Intervention de André Vallini

Réunion du 10 décembre 2013 à 15h00
Programmation militaire pour les années 2014 à 2019 — Adoption définitive en deuxième lecture d'un projet de loi dans le texte de la commission

Photo de André ValliniAndré Vallini :

Madame la présidente, monsieur le ministre, mes chers collègues, notre environnement stratégique est de plus en plus incertain et, si les conflits changent de visage, ils n’autorisent aucun relâchement dans notre politique de sécurité et de défense.

C’est pourquoi la France n’a jamais cessé d’être vigilante et qu’elle prend ses responsabilités chaque fois que cela s’avère nécessaire. Elle le montre au Mali depuis bientôt un an et elle le prouve en République centrafricaine depuis la semaine dernière.

Lors d’un déplacement à l’ONU de la commission des affaires étrangères, en octobre dernier, nous avons pu mesurer avec Christian Cambon, Leila Aïchi et Jean-Marie Bockel à quel point, dans les milieux internationaux, on fait souvent la différence entre la pusillanimité de Barack Obama sur la Syrie et la réactivité de François Hollande sur le Mali.

J’ajoute que, si les Français savaient mieux ce qu’est l’image de la France sur la scène internationale, ils seraient beaucoup plus fiers de leur pays.

Alors, pour que la France reste digne de son histoire et lucide face à son avenir, le projet de loi de programmation militaire que nous discutons ce soir doit lui garantir les capacités militaires nécessaires à sa sécurité comme à ses responsabilités internationales.

C’est un texte d’équilibre, qui vise à moderniser notre modèle de défense en l’adaptant aux nouvelles donnes stratégiques et qui doit permettre à la France de respecter ses engagements internationaux tout en assumant ses trois missions fondamentales : la protection du territoire, la dissuasion et la capacité d’intervention extérieure.

Mais si tout cela est possible, c’est évidemment au prix d’un effort budgétaire très important pour la France.

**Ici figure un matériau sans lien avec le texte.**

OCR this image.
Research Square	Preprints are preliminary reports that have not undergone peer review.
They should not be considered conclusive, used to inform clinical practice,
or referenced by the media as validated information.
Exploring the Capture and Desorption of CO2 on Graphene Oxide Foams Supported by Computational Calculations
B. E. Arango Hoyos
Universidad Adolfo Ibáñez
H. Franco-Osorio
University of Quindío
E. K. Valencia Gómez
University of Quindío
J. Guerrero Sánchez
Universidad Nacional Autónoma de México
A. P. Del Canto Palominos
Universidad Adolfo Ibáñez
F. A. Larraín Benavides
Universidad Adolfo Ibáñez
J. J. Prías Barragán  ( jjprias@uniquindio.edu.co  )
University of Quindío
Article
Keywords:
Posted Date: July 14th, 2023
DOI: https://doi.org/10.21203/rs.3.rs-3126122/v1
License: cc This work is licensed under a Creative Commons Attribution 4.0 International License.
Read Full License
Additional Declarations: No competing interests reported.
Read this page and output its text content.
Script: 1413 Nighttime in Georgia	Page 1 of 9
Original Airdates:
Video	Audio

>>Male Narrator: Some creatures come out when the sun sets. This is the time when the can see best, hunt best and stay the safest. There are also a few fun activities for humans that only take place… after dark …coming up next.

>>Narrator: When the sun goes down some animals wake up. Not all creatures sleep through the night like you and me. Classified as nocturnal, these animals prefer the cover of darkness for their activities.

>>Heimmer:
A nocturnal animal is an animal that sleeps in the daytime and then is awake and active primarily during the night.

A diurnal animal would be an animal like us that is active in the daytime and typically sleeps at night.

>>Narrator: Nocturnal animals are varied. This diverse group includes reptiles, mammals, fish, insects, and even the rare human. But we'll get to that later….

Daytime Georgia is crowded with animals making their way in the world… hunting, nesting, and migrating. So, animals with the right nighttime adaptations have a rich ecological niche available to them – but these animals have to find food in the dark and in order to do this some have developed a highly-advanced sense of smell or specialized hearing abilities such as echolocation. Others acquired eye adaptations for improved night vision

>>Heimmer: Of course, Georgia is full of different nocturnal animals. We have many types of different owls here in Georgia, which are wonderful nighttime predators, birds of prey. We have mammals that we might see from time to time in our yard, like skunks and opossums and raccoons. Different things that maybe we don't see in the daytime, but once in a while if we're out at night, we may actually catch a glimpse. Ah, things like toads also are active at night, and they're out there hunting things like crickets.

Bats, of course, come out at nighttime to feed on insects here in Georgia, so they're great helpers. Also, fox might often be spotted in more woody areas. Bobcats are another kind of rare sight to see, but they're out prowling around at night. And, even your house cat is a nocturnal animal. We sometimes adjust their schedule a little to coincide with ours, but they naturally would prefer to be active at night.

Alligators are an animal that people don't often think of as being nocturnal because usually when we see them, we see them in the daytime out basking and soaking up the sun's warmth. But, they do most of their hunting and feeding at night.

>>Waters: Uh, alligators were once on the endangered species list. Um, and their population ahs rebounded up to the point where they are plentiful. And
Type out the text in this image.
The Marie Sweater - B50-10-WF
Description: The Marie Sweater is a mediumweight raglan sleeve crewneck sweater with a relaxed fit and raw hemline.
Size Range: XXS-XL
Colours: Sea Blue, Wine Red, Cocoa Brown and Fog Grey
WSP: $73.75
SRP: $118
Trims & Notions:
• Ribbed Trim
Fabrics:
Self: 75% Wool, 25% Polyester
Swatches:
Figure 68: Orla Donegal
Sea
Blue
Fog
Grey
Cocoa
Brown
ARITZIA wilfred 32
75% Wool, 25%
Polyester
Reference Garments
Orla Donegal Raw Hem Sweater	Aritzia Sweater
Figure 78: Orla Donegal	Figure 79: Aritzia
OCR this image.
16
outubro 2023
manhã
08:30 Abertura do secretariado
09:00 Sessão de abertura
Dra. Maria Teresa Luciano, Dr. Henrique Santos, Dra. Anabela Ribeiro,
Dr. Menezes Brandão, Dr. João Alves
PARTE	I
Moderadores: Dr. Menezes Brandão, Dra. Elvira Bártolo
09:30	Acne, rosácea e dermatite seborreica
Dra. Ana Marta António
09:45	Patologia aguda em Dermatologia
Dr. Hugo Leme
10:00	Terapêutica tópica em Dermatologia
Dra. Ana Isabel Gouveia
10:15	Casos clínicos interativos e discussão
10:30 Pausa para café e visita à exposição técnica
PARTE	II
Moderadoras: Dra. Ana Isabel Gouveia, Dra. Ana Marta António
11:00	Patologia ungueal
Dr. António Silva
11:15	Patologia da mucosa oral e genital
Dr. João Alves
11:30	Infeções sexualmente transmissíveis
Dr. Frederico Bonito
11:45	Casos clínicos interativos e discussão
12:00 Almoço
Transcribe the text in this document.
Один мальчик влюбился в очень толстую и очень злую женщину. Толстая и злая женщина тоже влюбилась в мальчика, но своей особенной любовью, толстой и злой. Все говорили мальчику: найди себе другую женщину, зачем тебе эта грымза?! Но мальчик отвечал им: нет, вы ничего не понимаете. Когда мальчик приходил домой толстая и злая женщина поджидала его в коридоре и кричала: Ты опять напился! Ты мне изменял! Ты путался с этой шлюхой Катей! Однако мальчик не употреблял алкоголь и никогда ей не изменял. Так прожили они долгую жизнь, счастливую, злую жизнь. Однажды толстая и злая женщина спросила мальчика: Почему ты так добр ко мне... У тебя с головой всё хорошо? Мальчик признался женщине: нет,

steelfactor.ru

Monsieur le ministre, nous débattrons demain dans cet hémicycle de l’Europe de la défense, et nous aurons l’occasion de vous dire que, pendant que le monde est en train de réarmer – je pense à la Chine, à l’Inde, au Brésil, à la Russie –, l’Europe, elle, ne doit pas désarmer. Le sommet européen de la semaine prochaine doit donc être l’occasion de relancer l’Europe de la défense en adoptant une « feuille de route » dans les domaines opérationnel, capacitaire, industriel et même institutionnel.

Il faut des mesures pragmatiques, bien sûr, mais il faut aussi une vision et une ambition. Pour que l’Europe ne se résume pas à un grand marché, elle doit avoir une défense autonome si elle souhaite devenir, enfin, une grande puissance à l’échelle du monde.

Mais en attendant l’Europe de la défense, la France ne peut continuer à faire autant d’efforts sans que ces efforts soient reconnus par ses partenaires européens, y compris sur le plan budgétaire.

C’est en effet au nom de nos valeurs communes que nous allons combattre au Mali ou en Centrafrique. Et c’est dans l’intérêt de l’Europe tout entière que nous sommes intervenus en Libye ou que nous pourrions, demain, agir en Syrie.

Cet effort, notamment dans ses implications financières, n’est pas reconnu comme il convient par l’Europe, d’autres l’ont dit avant moi cet après-midi : le président Carrère, François Rebsamen, Jean-Pierre Chevènement. Nous devons donc agir pour que Bruxelles desserre l’étau de nos finances publiques en déduisant les dépenses militaires du calcul du déficit autorisé.

Cette déduction pourrait être partielle, bien sûr, et elle devrait être définie en fonction de critères à préciser. Le pourcentage de PIB consacré à la défense, par exemple, pourrait être pris en compte. D’autres solutions existent. Je sais que c’est difficile, vous l’avez dit tout à l’heure, monsieur le ministre, en réponse à François Rebsamen, mais il faut absolument aller dans cette direction. Il est en effet plus facile, pour un pays, d’être exemplaire sur le plan budgétaire, compétitif sur le plan industriel et excédentaire sur le plan commercial quand on est passif, pour ne pas dire inexistant, sur la scène internationale.

Monsieur le ministre, la France assume trop souvent seule le rôle qu’on serait en droit d’attendre de l’Europe.